Researchers in the USA have not yet definitively determined an explanation for the dramatic reduction in abortion over the last 25 years. It is most probably because a generation of women who readily accessed abortion are now discovering the unhappiness their decision to abort has produced. Reputable medical researchers have documented the adverse mental health sequelae associated with abortion. Invariably, these studies report increased incidence of depression, self harm and sleep disturbance in women following an abortion. These mental health disorders suggest a malaise and unhappiness which is occuring in women following abortion. Pro-life advocates take no satisfaction from these studies.

The effort of pro-life organisations to reduce abortion numbers results from a deep feeling of charity and generosity towards women weighed down by the perception that she has no realistic options other than to abort. Our actions should reflect a deep desire to ensure every person’s happiness. Abortion, by its very nature, cannot increase a woman’s happiness. Studies repeatedly show adverse mental health effects whichproduce much unhappiness. These are not idle, hypocritical statements aimed at imposing behaviour on women which seeks to deny them the opportunities and aspirations to build a more equitable society. Rather, we have a deep sense of solidarity with each woman’s plight. We realise that occasionally, a pregnancy can produce a profound sense of abandonment and despair in a woman. The decision to continue with the pregnancy is a heroic one but once chosen virtually ensures that over the long term her life will be more fulfilled and joyful. Reduction in abortion numbers is surely the aim of pro-choice advocates and abortion providers as well as pro-lifers.

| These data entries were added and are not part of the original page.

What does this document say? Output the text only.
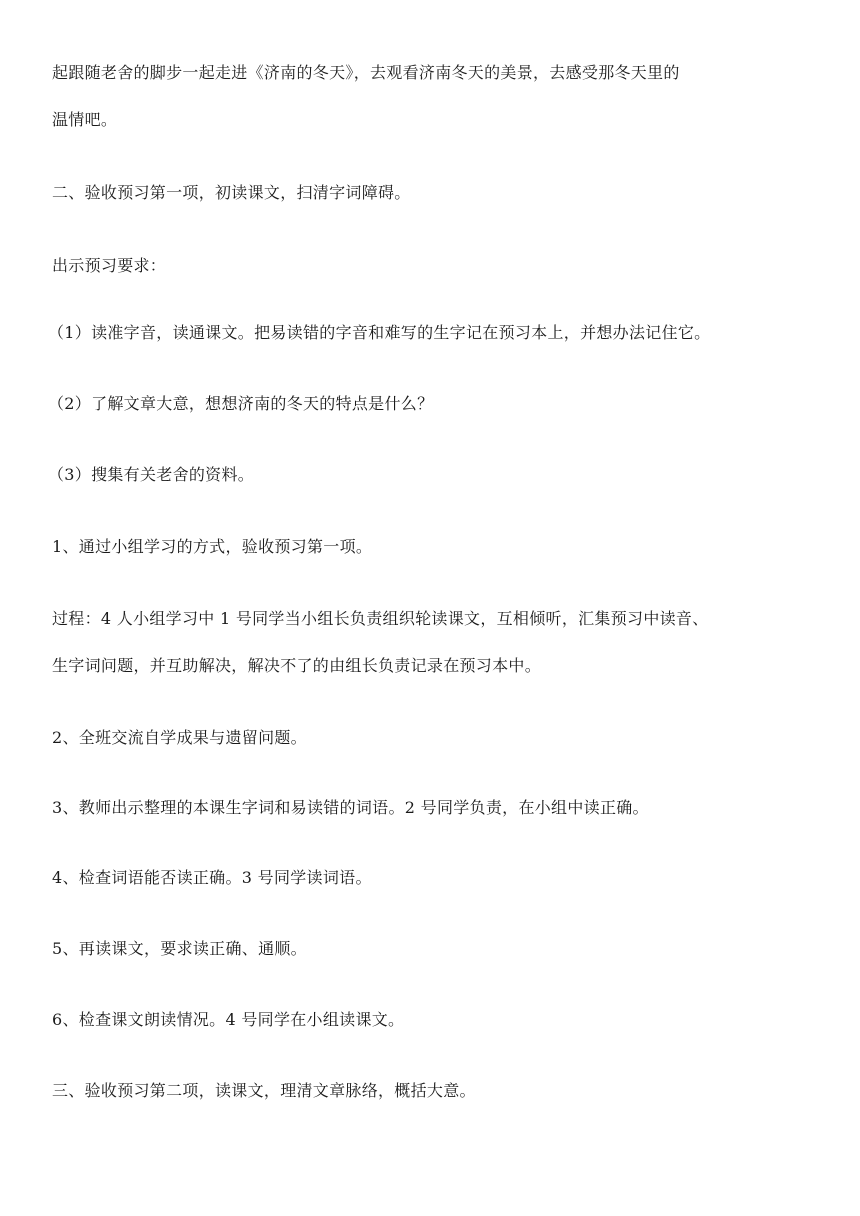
起跟随老舍的脚步一起走进《济南的冬天》，去观看济南冬天的美景，去感受那冬天里的
温情吧。
二、验收预习第一项，初读课文，扫清字词障碍。
出示预习要求：
（1）读准字音，读通课文。把易读错的字音和难写的生字记在预习本上，并想办法记住它。
（2）了解文章大意，想想济南的冬天的特点是什么？
（3）搜集有关老舍的资料。
1、通过小组学习的方式，验收预习第一项。
过程：4 人小组学习中 1 号同学当小组长负责组织轮读课文，互相倾听，汇集预习中读音、
生字词问题，并互助解决，解决不了的由组长负责记录在预习本中。
2、全班交流自学成果与遗留问题。
3、教师出示整理的本课生字词和易读错的词语。2 号同学负责，在小组中读正确。
4、检查词语能否读正确。3 号同学读词语。
5、再读课文，要求读正确、通顺。
6、检查课文朗读情况。4 号同学在小组读课文。
三、验收预习第二项，读课文，理清文章脉络，概括大意。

Over the past few years, parliaments around Australia have debated the ethics of accessing embryonic stem cells from excess IVF embryos and cloned human embryos. Invariably, they have given the green light to this research in the knowledge that the research results in the death of the embryo, upholding the utilitarian principle that embryonic human life could be sacrificed on the unproven premise that the research would cure a host of debilitating conditions. However, these recent reports that pluripotent stem cells could be induced utilising somatic skin cells highlight the fact that medical research can just as effectively operate within ethical boundaries as it can outside those boundaries.

Embryonic stem cell research was allowing science to dominate humankind with no respect for the dignity of the human embryo. This new research will achieve the same results but will put science back at the service of humanlkind and not humankind at the service of science. This research again proves the point that ethical research can produce scientific breakthroughs without compromising human dignity and human life.